Some of their decisions will affect workers. According to the company, it added “1,830 full-time equivalent team members through the acquisitions of AOL, Eventbrite, and Vimeo” but has already “parted ways” with many, and will continue. “Once the transformations of the three businesses are substantially complete later in 2026, we expect only a few hundred to remain.”

This headcount reduction presumably won’t affect the number of “Spooners” — the term Bending Spoons reserves to some core team members that have gone through its highly selective hiring process. There are currently some 620 of them, but that number hasn’t grown fast: in 2025, it only made 286 hires out of some 800,000 job applications.

Core headcount may not have increased by much, but productivity has. “In part helped by progress in AI, revenue per full-time equivalent Spooner increased from $1.12 million in 2023 to $2.57 million in 2025, and was $0.97 million in Q1 2026,” the company said. It helped it escape the SaaS reckoning it now also hopes to benefit from.

“As many businesses struggle to adapt, our ability to expand the earnings of an acquired business may improve,” Bending Spoons observed. In addition, “an environment of greater uncertainty could provide opportunities for us to acquire businesses at more favorable valuations.”

Despite what it sees as a favorable moment, Bending Spoons has remained selective in its acquisitions, but keeps on a wide net. By its own reporting, it sourced over 2,500 acquisition opportunities in 2025, conducted in-depth analyses of approximately 200 of them, and completed six acquisitions. More will certainly follow — that’s the playbook.
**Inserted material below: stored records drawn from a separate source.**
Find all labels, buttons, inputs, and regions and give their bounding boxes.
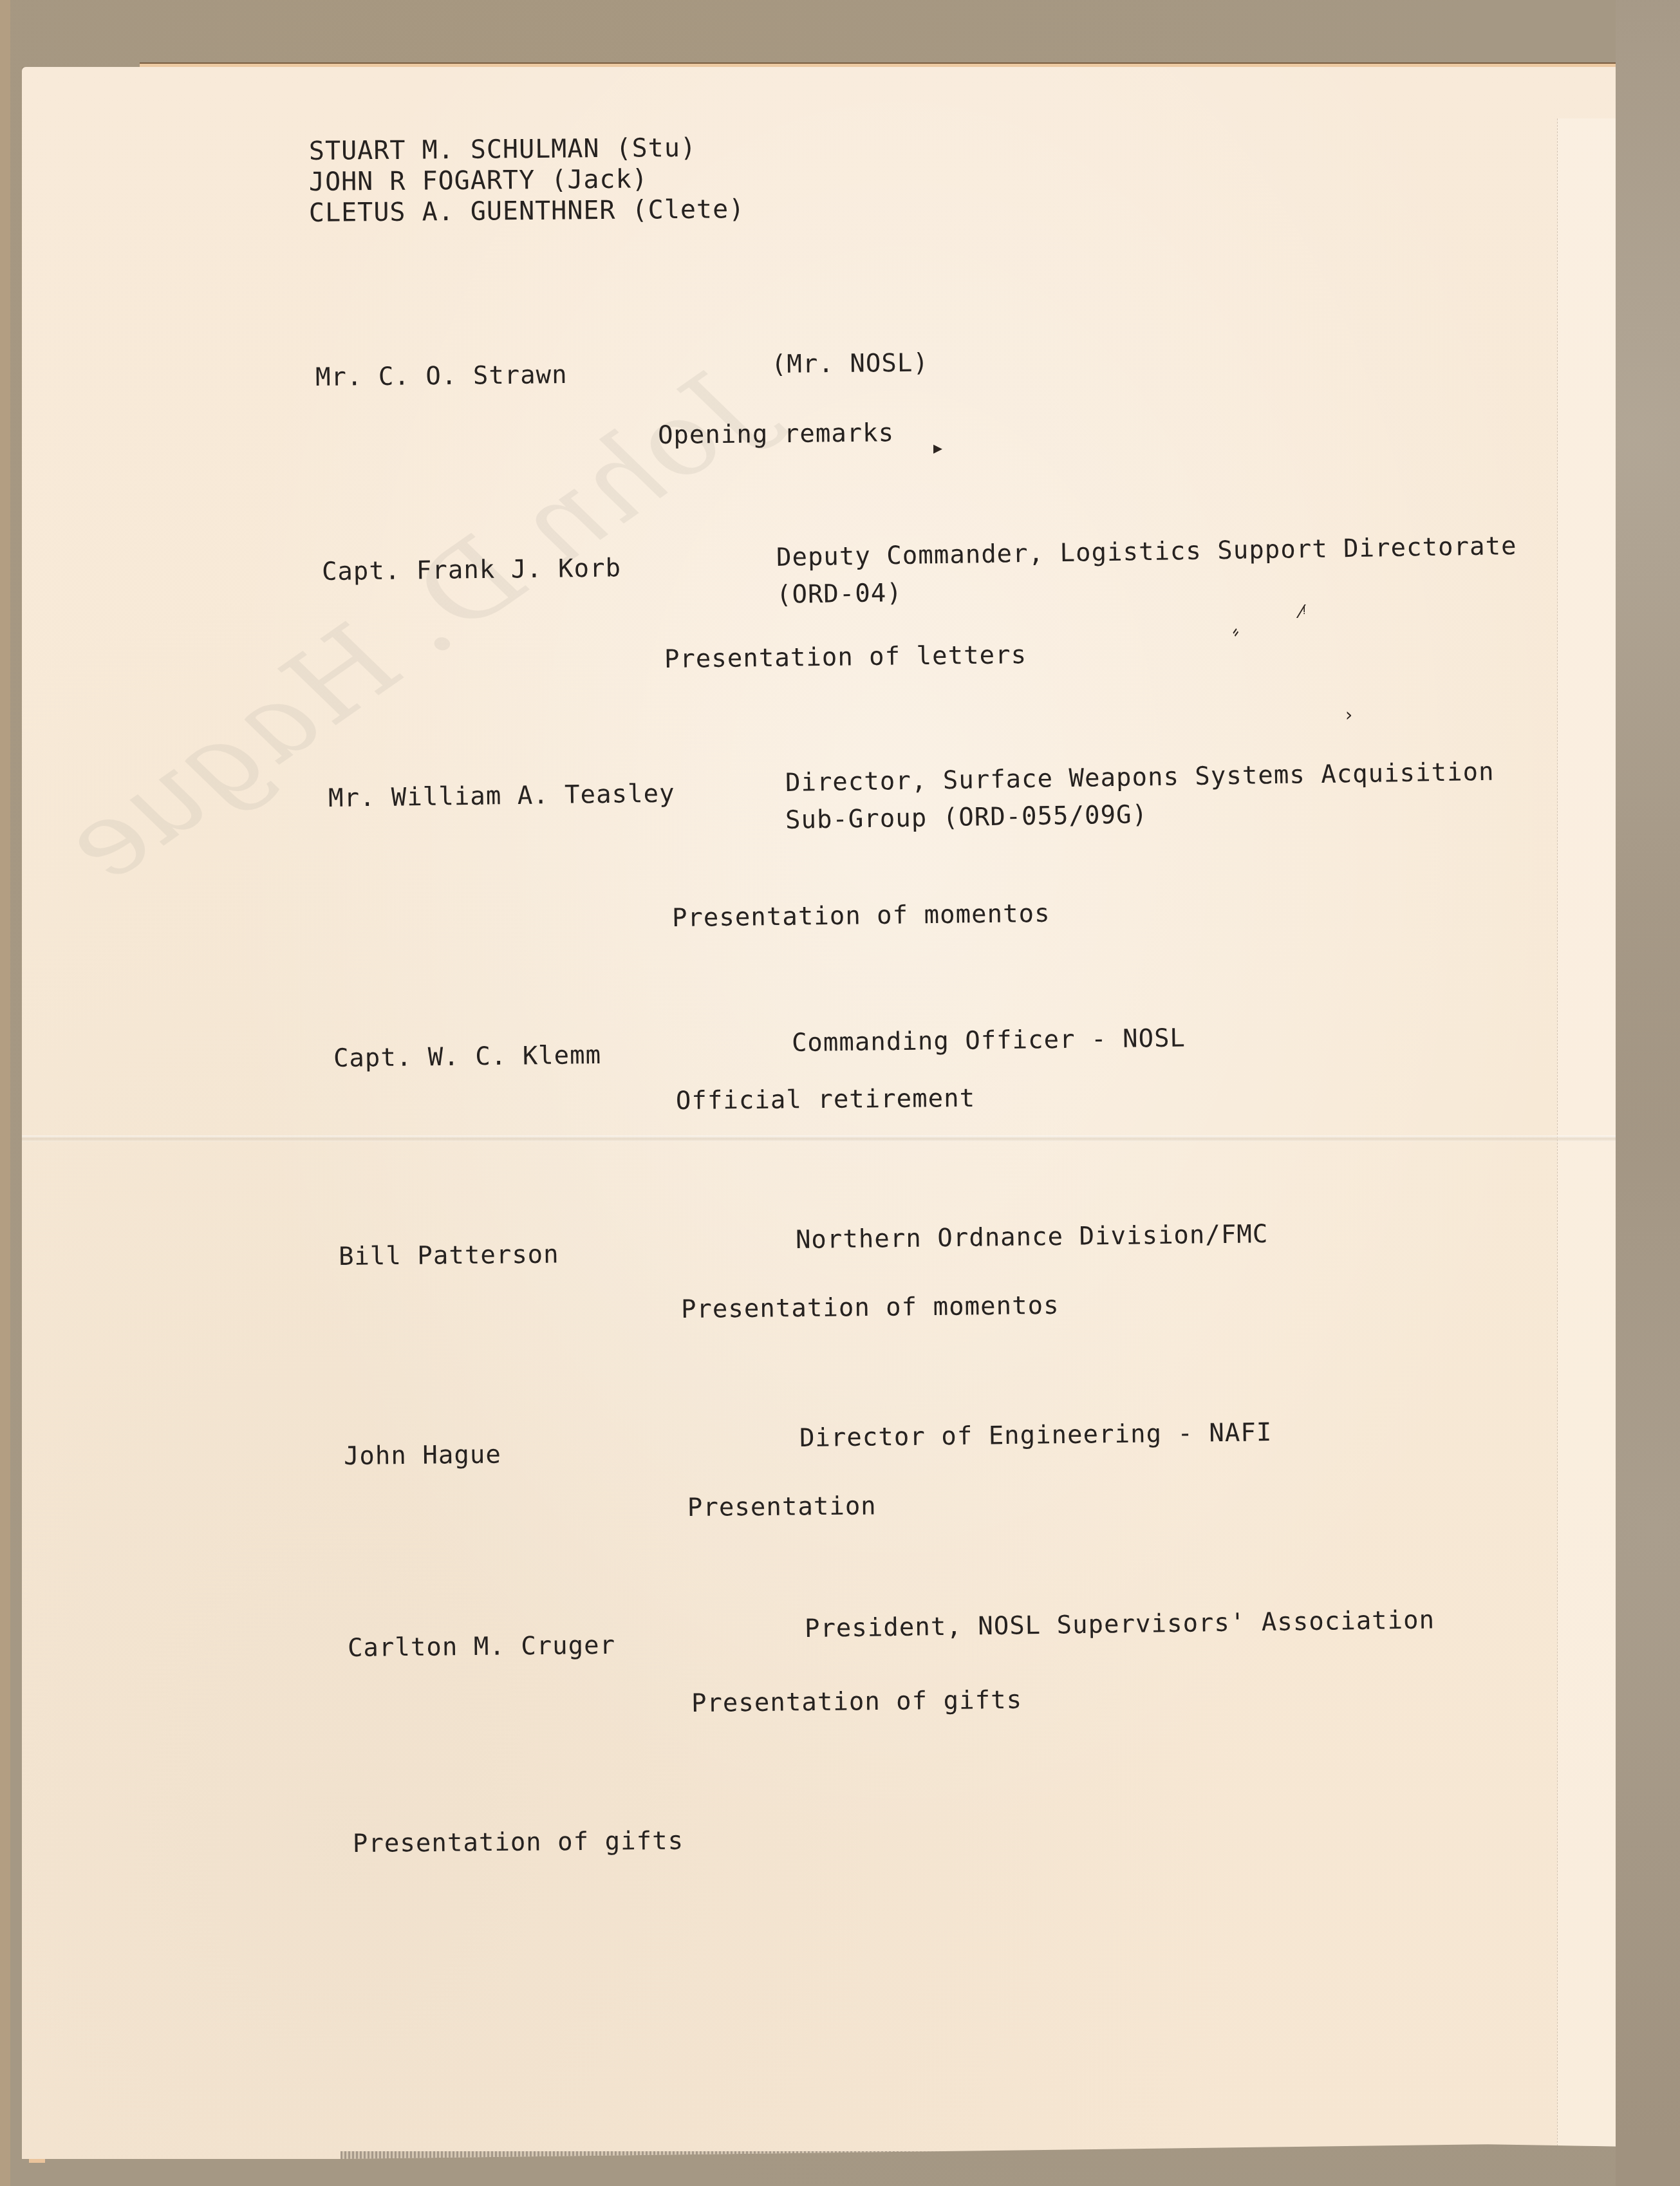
speaker-name: Mr. C. O. Strawn [315, 360, 568, 393]
program-activity: Presentation of momentos [672, 899, 1050, 933]
honoree-name: STUART M. SCHULMAN (Stu) [309, 133, 696, 167]
ink-smudge: › [1345, 704, 1352, 725]
speaker-name: Carlton M. Cruger [348, 1631, 616, 1663]
backing-board-edge [0, 0, 10, 2186]
speaker-title: Northern Ordnance Division/FMC [796, 1220, 1269, 1255]
speaker-name: John Hague [344, 1440, 501, 1471]
ink-smudge: ⸗ [1227, 621, 1243, 642]
speaker-title: Director of Engineering - NAFI [799, 1418, 1273, 1453]
speaker-title: Deputy Commander, Logistics Support Dire… [776, 532, 1517, 573]
speaker-title: President, NOSL Supervisors' Association [805, 1605, 1435, 1644]
closing-activity: Presentation of gifts [353, 1827, 684, 1860]
speaker-title-code: (ORD-04) [776, 579, 903, 610]
program-activity: Presentation of gifts [691, 1686, 1023, 1719]
program-activity: Presentation [687, 1491, 877, 1523]
program-activity: Presentation of letters [664, 640, 1027, 675]
speaker-name: Capt. W. C. Klemm [333, 1041, 602, 1074]
ink-smudge: ⁄ᵎ [1300, 601, 1306, 622]
speaker-name: Bill Patterson [339, 1240, 559, 1272]
speaker-title: Director, Surface Weapons Systems Acquis… [785, 758, 1495, 798]
speaker-title: (Mr. NOSL) [771, 348, 929, 380]
backing-felt [1616, 0, 1680, 2186]
speaker-name: Mr. William A. Teasley [328, 779, 675, 814]
ink-speck: ▸ [933, 437, 942, 458]
program-activity: Official retirement [676, 1084, 976, 1116]
fold-crease [22, 1135, 1616, 1142]
speaker-name: Capt. Frank J. Korb [322, 554, 622, 587]
program-activity: Opening remarks [658, 418, 895, 451]
program-activity: Presentation of momentos [681, 1291, 1059, 1325]
honoree-name: CLETUS A. GUENTHNER (Clete) [309, 194, 745, 229]
honoree-name: JOHN R FOGARTY (Jack) [309, 164, 648, 198]
program-page: John D. Hague STUART M. SCHULMAN (Stu) J… [22, 67, 1616, 2159]
speaker-title: Commanding Officer - NOSL [792, 1024, 1186, 1058]
speaker-title-code: Sub-Group (ORD-055/09G) [785, 800, 1148, 836]
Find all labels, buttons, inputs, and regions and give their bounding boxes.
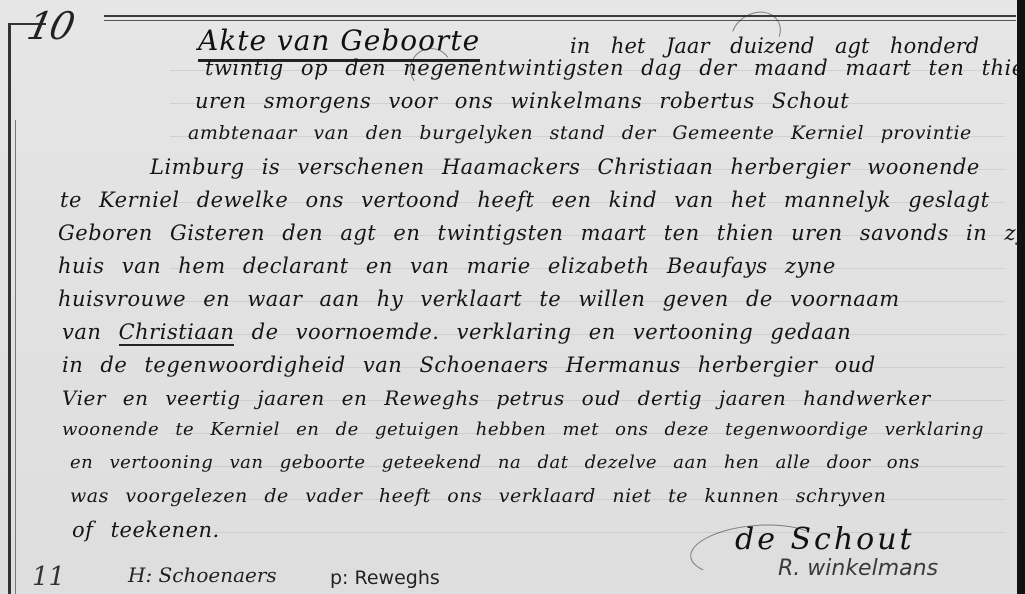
text-line-3: uren smorgens voor ons winkelmans robert… — [195, 89, 849, 113]
text-line-6: te Kerniel dewelke ons vertoond heeft ee… — [60, 188, 990, 212]
text-line-13: woonende te Kerniel en de getuigen hebbe… — [62, 419, 984, 440]
record-number-bottom: 11 — [32, 562, 65, 592]
text-line-1: in het Jaar duizend agt honderd — [570, 34, 979, 58]
frame-rule-top-inner — [104, 20, 1016, 21]
text-line-2: twintig op den negenentwintigsten dag de… — [205, 56, 1025, 80]
text-line-8: huis van hem declarant en van marie eliz… — [58, 254, 836, 278]
text-line-5: Limburg is verschenen Haamackers Christi… — [150, 155, 980, 179]
record-number-top: 10 — [23, 4, 77, 48]
frame-rule-left-inner — [15, 120, 16, 594]
text-line-4: ambtenaar van den burgelyken stand der G… — [188, 122, 972, 144]
text-line-16: of teekenen. — [72, 518, 220, 542]
text-line-12: Vier en veertig jaaren en Reweghs petrus… — [62, 386, 931, 410]
frame-rule-top — [104, 15, 1016, 17]
text-line-7: Geboren Gisteren den agt en twintigsten … — [58, 221, 1025, 245]
text-van: van — [62, 320, 119, 344]
signature-official-title: de Schout — [735, 522, 915, 557]
text-line-15: was voorgelezen de vader heeft ons verkl… — [70, 485, 886, 507]
text-line-14: en vertooning van geboorte geteekend na … — [70, 452, 920, 473]
text-rest: de voornoemde. verklaring en vertooning … — [234, 320, 851, 344]
child-name: Christiaan — [119, 320, 235, 346]
signature-witness-2: p: Reweghs — [330, 567, 440, 589]
signature-witness-1: H: Schoenaers — [128, 563, 277, 587]
text-line-10: van Christiaan de voornoemde. verklaring… — [62, 320, 851, 344]
frame-rule-left — [8, 23, 11, 594]
signature-official: R. winkelmans — [778, 556, 938, 581]
document-page: 10 11 Akte van Geboorte in het Jaar duiz… — [0, 0, 1025, 594]
text-line-11: in de tegenwoordigheid van Schoenaers He… — [62, 353, 876, 377]
text-line-9: huisvrouwe en waar aan hy verklaart te w… — [58, 287, 900, 311]
scan-edge — [1017, 0, 1025, 594]
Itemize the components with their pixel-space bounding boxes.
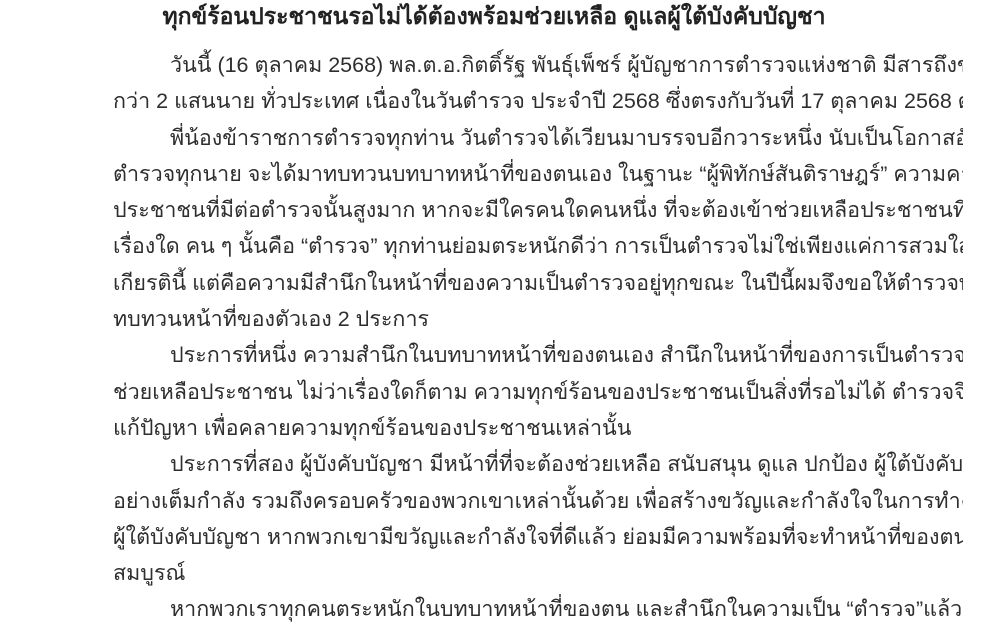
text-line: สมบูรณ์: [113, 555, 963, 591]
text-line: หากพวกเราทุกคนตระหนักในบทบาทหน้าที่ของตน…: [113, 591, 963, 627]
text-line: เรื่องใด คน ๆ นั้นคือ “ตำรวจ” ทุกท่านย่อ…: [113, 228, 963, 264]
text-line: ช่วยเหลือประชาชน ไม่ว่าเรื่องใดก็ตาม ควา…: [113, 374, 963, 410]
paragraph-point-one: ประการที่หนึ่ง ความสำนึกในบทบาทหน้าที่ขอ…: [113, 337, 963, 446]
document-title: ทุกข์ร้อนประชาชนรอไม่ได้ต้องพร้อมช่วยเหล…: [0, 0, 988, 31]
text-line: กว่า 2 แสนนาย ทั่วประเทศ เนื่องในวันตำรว…: [113, 83, 963, 119]
text-line: ตำรวจทุกนาย จะได้มาทบทวนบทบาทหน้าที่ของต…: [113, 156, 963, 192]
text-line: ประการที่หนึ่ง ความสำนึกในบทบาทหน้าที่ขอ…: [113, 337, 963, 373]
paragraph-point-two: ประการที่สอง ผู้บังคับบัญชา มีหน้าที่ที่…: [113, 446, 963, 591]
text-line: ทบทวนหน้าที่ของตัวเอง 2 ประการ: [113, 301, 963, 337]
text-line: พี่น้องข้าราชการตำรวจทุกท่าน วันตำรวจได้…: [113, 120, 963, 156]
document-page: ทุกข์ร้อนประชาชนรอไม่ได้ต้องพร้อมช่วยเหล…: [0, 0, 988, 630]
paragraph-intro: วันนี้ (16 ตุลาคม 2568) พล.ต.อ.กิตติ์รัฐ…: [113, 47, 963, 120]
text-line: แก้ปัญหา เพื่อคลายความทุกข์ร้อนของประชาช…: [113, 410, 963, 446]
text-line: วันนี้ (16 ตุลาคม 2568) พล.ต.อ.กิตติ์รัฐ…: [113, 47, 963, 83]
paragraph-greeting: พี่น้องข้าราชการตำรวจทุกท่าน วันตำรวจได้…: [113, 120, 963, 338]
text-line: ประชาชนที่มีต่อตำรวจนั้นสูงมาก หากจะมีใค…: [113, 192, 963, 228]
text-line: เกียรตินี้ แต่คือความมีสำนึกในหน้าที่ของ…: [113, 265, 963, 301]
paragraph-closing: หากพวกเราทุกคนตระหนักในบทบาทหน้าที่ของตน…: [113, 591, 963, 627]
document-body: วันนี้ (16 ตุลาคม 2568) พล.ต.อ.กิตติ์รัฐ…: [113, 47, 963, 628]
text-line: อย่างเต็มกำลัง รวมถึงครอบครัวของพวกเขาเห…: [113, 483, 963, 519]
text-line: ผู้ใต้บังคับบัญชา หากพวกเขามีขวัญและกำลั…: [113, 519, 963, 555]
text-line: ประการที่สอง ผู้บังคับบัญชา มีหน้าที่ที่…: [113, 446, 963, 482]
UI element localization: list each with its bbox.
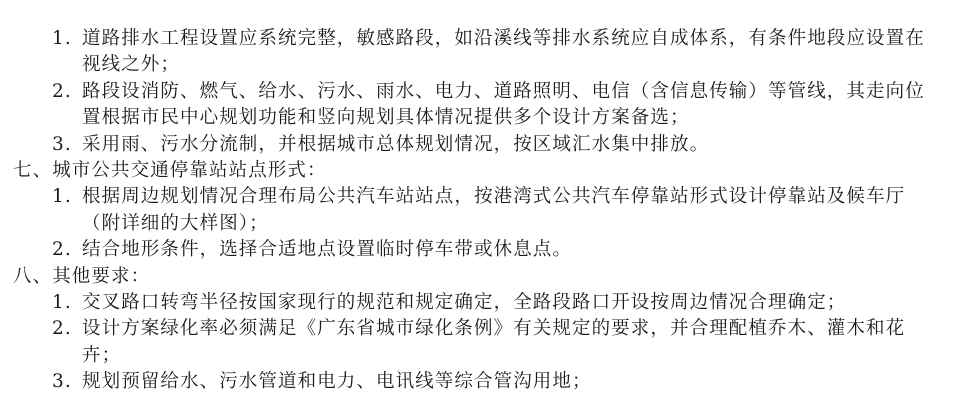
list-item-drainage: 1.道路排水工程设置应系统完整，敏感路段，如沿溪线等排水系统应自成体系，有条件地… xyxy=(0,26,961,52)
item-text: 卉； xyxy=(82,345,121,366)
section-heading-bus-stops: 七、城市公共交通停靠站站点形式： xyxy=(0,158,961,184)
item-number: 1. xyxy=(52,184,82,210)
section-heading-other-requirements: 八、其他要求： xyxy=(0,264,961,290)
item-text: 采用雨、污水分流制，并根据城市总体规划情况，按区域汇水集中排放。 xyxy=(82,134,709,155)
list-item-continuation: 视线之外； xyxy=(0,52,961,78)
item-number: 2. xyxy=(52,237,82,263)
item-text: 置根据市民中心规划功能和竖向规划具体情况提供多个设计方案备选； xyxy=(82,107,690,128)
item-text: 道路排水工程设置应系统完整，敏感路段，如沿溪线等排水系统应自成体系，有条件地段应… xyxy=(82,28,925,49)
list-item-pipelines: 2.路段设消防、燃气、给水、污水、雨水、电力、道路照明、电信（含信息传输）等管线… xyxy=(0,79,961,105)
section-title: 七、城市公共交通停靠站站点形式： xyxy=(13,160,327,181)
item-text: 路段设消防、燃气、给水、污水、雨水、电力、道路照明、电信（含信息传输）等管线，其… xyxy=(82,81,925,102)
item-text: 规划预留给水、污水管道和电力、电讯线等综合管沟用地； xyxy=(82,371,592,392)
list-item-continuation: 卉； xyxy=(0,343,961,369)
item-number: 3. xyxy=(52,369,82,395)
item-number: 1. xyxy=(52,26,82,52)
list-item-greening-rate: 2.设计方案绿化率必须满足《广东省城市绿化条例》有关规定的要求，并合理配植乔木、… xyxy=(0,316,961,342)
item-number: 2. xyxy=(52,316,82,342)
section-title: 八、其他要求： xyxy=(13,266,150,287)
item-number: 1. xyxy=(52,290,82,316)
item-number: 3. xyxy=(52,132,82,158)
list-item-continuation: 置根据市民中心规划功能和竖向规划具体情况提供多个设计方案备选； xyxy=(0,105,961,131)
item-text: 交叉路口转弯半径按国家现行的规范和规定确定，全路段路口开设按周边情况合理确定； xyxy=(82,292,846,313)
item-text: 视线之外； xyxy=(82,54,180,75)
list-item-continuation: （附详细的大样图）； xyxy=(0,211,961,237)
list-item-bus-stop-layout: 1.根据周边规划情况合理布局公共汽车站站点，按港湾式公共汽车停靠站形式设计停靠站… xyxy=(0,184,961,210)
document-body: 1.道路排水工程设置应系统完整，敏感路段，如沿溪线等排水系统应自成体系，有条件地… xyxy=(0,26,961,395)
item-text: （附详细的大样图）； xyxy=(82,213,269,234)
list-item-temporary-parking: 2.结合地形条件，选择合适地点设置临时停车带或休息点。 xyxy=(0,237,961,263)
list-item-utility-corridor: 3.规划预留给水、污水管道和电力、电讯线等综合管沟用地； xyxy=(0,369,961,395)
list-item-rain-sewage: 3.采用雨、污水分流制，并根据城市总体规划情况，按区域汇水集中排放。 xyxy=(0,132,961,158)
list-item-intersection-radius: 1.交叉路口转弯半径按国家现行的规范和规定确定，全路段路口开设按周边情况合理确定… xyxy=(0,290,961,316)
item-text: 设计方案绿化率必须满足《广东省城市绿化条例》有关规定的要求，并合理配植乔木、灌木… xyxy=(82,318,905,339)
item-text: 结合地形条件，选择合适地点设置临时停车带或休息点。 xyxy=(82,239,572,260)
item-text: 根据周边规划情况合理布局公共汽车站站点，按港湾式公共汽车停靠站形式设计停靠站及候… xyxy=(82,186,905,207)
item-number: 2. xyxy=(52,79,82,105)
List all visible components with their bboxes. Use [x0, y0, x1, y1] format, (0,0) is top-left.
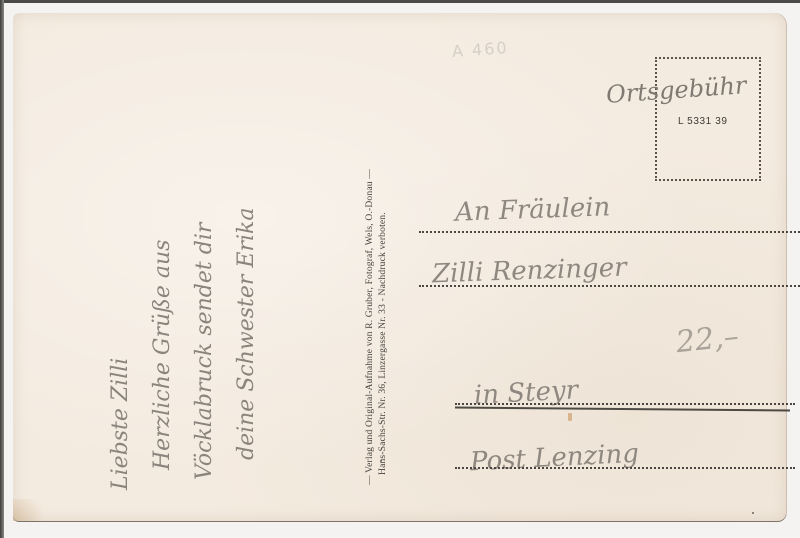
- paper-speck: [752, 512, 754, 514]
- address-rule-1: [419, 231, 800, 233]
- handwritten-message: Liebste Zilli Herzliche Grüße aus Vöckla…: [100, 100, 290, 500]
- stamp-code: L 5331 39: [678, 116, 728, 127]
- address-line-3: in Steyr: [473, 375, 579, 410]
- message-line: deine Schwester Erika: [226, 60, 268, 460]
- paper-speck: [380, 460, 382, 462]
- paper-speck: [568, 413, 572, 421]
- message-line: Herzliche Grüße aus: [142, 70, 184, 470]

“We’ve identified more than 1,000 digital businesses (both private and public) that could be attractive acquisition targets in the future, representing nearly $400 billion in aggregate estimated revenue in 2025,” Ferrari wrote in a letter on behalf of the Bending Spoons team.

The playbook hasn’t changed, but the hint at take-privates is a reminder that the company has gone from paying “$10,000 for our first acquisition” to now “pursuing acquisitions in the billions of dollars.” 

What follows may be even more intense. “As AI enables us to accomplish more with fewer people, the scalability of our acquisition and transformation model should improve as well,” Ferrari predicted.